F. Holland Day. St. Barbara (Louise Imogen Guiney) 1906.

 

II
HENRY VAUGHAN
1621-1695

 “Who saint themselves, they are no saints!”

The introduction to his Mount of Olives (whose pages have a soft billowy music like Jeremy Taylor’s) is nominally inscribed to “the peaceful, humble, and pious reader.” That functionary must[66] have found it a trial to preserve his peaceful and pious abstraction, while the peaceful and pious author proceeded to flout the existing government, in a towering rage, and in very elegant caustic English. Vaughan was none too godly to be a thorough hater. He was genially disposed to the pretensions of every human creature; he refused to consider his ancestry and nurture by themselves, as any guarantee of the justice of his views or of his superior insight into affairs.
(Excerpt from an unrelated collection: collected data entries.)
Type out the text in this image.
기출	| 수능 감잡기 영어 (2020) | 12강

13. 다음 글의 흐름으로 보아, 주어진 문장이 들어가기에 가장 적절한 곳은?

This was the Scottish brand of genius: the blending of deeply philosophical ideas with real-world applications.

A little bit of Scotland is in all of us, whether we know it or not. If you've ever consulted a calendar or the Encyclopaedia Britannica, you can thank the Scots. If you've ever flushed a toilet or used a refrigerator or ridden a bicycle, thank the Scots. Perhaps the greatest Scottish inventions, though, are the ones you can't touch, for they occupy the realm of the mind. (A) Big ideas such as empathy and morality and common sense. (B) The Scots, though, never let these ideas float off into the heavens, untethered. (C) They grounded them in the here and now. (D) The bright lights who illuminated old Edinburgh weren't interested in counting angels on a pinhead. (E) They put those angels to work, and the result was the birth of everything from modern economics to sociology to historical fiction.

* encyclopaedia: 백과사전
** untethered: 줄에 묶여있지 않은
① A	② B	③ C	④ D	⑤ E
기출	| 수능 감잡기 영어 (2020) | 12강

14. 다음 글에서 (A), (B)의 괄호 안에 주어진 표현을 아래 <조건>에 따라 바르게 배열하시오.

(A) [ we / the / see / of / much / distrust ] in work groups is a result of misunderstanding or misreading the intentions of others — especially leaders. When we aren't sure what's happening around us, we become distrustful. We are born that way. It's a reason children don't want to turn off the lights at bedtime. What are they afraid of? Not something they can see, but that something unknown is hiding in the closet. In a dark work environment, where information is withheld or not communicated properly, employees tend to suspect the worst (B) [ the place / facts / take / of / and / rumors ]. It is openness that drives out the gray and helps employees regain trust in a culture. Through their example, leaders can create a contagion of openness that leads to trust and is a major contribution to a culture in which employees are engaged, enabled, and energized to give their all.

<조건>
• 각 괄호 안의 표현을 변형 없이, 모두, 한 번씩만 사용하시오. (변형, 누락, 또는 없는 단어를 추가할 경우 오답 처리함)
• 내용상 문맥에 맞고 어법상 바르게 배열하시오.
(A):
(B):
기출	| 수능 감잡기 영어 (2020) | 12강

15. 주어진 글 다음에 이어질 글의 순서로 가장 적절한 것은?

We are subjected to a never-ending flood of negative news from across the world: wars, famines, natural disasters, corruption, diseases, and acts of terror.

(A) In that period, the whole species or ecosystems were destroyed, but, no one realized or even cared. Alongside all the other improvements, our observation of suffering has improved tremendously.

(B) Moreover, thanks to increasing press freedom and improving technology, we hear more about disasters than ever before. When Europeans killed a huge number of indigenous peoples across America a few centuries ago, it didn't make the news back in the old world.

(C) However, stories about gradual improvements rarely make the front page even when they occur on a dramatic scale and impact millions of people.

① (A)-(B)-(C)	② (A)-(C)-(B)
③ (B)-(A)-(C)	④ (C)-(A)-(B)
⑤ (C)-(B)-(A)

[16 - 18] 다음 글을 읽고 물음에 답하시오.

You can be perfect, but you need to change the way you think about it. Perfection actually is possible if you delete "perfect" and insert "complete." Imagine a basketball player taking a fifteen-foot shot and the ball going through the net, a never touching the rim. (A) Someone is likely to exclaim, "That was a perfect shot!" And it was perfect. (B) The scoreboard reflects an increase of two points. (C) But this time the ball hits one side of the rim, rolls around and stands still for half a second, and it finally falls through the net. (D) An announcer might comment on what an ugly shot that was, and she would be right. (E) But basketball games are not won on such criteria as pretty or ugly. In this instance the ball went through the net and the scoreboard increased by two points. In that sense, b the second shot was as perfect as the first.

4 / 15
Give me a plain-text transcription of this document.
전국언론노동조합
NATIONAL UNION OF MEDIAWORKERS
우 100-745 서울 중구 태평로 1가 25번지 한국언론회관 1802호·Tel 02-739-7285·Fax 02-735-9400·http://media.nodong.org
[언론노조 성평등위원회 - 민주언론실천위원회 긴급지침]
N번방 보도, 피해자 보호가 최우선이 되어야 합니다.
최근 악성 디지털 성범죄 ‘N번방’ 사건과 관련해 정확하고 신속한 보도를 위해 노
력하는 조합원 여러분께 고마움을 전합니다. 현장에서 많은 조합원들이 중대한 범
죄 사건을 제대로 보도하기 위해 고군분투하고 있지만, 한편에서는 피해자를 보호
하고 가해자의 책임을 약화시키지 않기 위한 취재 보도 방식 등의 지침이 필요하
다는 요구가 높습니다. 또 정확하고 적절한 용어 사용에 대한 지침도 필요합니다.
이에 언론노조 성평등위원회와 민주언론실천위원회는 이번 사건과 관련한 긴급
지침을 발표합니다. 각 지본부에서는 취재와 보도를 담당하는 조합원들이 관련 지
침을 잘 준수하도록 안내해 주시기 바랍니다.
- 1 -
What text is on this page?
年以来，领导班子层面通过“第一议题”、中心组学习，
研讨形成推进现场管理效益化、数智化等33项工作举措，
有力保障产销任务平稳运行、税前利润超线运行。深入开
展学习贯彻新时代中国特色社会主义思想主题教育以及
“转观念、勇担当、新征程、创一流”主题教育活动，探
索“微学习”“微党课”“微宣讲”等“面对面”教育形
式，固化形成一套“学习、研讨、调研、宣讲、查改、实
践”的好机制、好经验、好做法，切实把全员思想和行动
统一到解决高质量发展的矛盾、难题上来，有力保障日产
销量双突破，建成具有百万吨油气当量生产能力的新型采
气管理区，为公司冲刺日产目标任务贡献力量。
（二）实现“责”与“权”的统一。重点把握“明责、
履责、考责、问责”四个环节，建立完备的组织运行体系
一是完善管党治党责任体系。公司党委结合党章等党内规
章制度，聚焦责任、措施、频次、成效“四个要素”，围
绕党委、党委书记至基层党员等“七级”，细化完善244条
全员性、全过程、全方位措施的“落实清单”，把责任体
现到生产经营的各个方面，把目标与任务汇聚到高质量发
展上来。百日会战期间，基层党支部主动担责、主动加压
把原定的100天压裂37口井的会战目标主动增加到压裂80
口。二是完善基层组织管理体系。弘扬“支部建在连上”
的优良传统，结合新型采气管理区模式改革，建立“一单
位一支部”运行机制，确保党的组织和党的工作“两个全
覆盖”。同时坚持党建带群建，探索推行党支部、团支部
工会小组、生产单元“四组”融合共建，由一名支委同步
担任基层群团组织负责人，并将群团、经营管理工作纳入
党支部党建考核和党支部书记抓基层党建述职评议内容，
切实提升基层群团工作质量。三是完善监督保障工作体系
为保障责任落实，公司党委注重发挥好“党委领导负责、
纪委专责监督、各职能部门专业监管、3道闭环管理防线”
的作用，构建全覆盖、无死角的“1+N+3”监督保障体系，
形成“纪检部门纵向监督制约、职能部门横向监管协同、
Yet in spite of his enforced Quaker attitude during the clash of arms, he nursed in that gentle bosom the heartiest loathing of democracy, and shared the tastes of a certain clerk of the Temple “who never could be brought to write Oliver with a great O.” It is fortunate that he did not spoil himself, as Wither did, upon the wheels of party, for politics were his most vehement concern. Had he been richer, as he tells us in a playful passage, nothing on earth would have kept him from meddling with national issues.

The poets, save the greatest, Milton,[67] his friend Andrew Marvell, and Wither, rallied in a bright group under the royal standard. Those among them who did not fight were commonly supposed, as was Drummond of Hawthornden, to redeem their reputation by dying of grief at the overthrow of the King. Yet Vaughan did not fight, and Vaughan did not die of grief. It is so sure that he suffered some privation, and it may be imprisonment, for his allegiance, that shrewd guessers, before now, have equipped him and placed him in the ranks of the losing cause, where he might have had choice company. His generous erratic brother (a writer of some note, an alchemist, an Orientalist, a Rosicrucian, who was ejected from his vicarage in 1654, and died either of the plague, or of inhaling the fumes of a caldron, at Albury, in 1665, while the court was at Oxford)[24] had been a recruit, and a brave one. But Henry Vaughan explicitly tells [68]us, in his Ad Posteros, and in a prayer in the second part of Silex Scintillans, that he had no personal share in the constitutional struggle, that he shed no blood.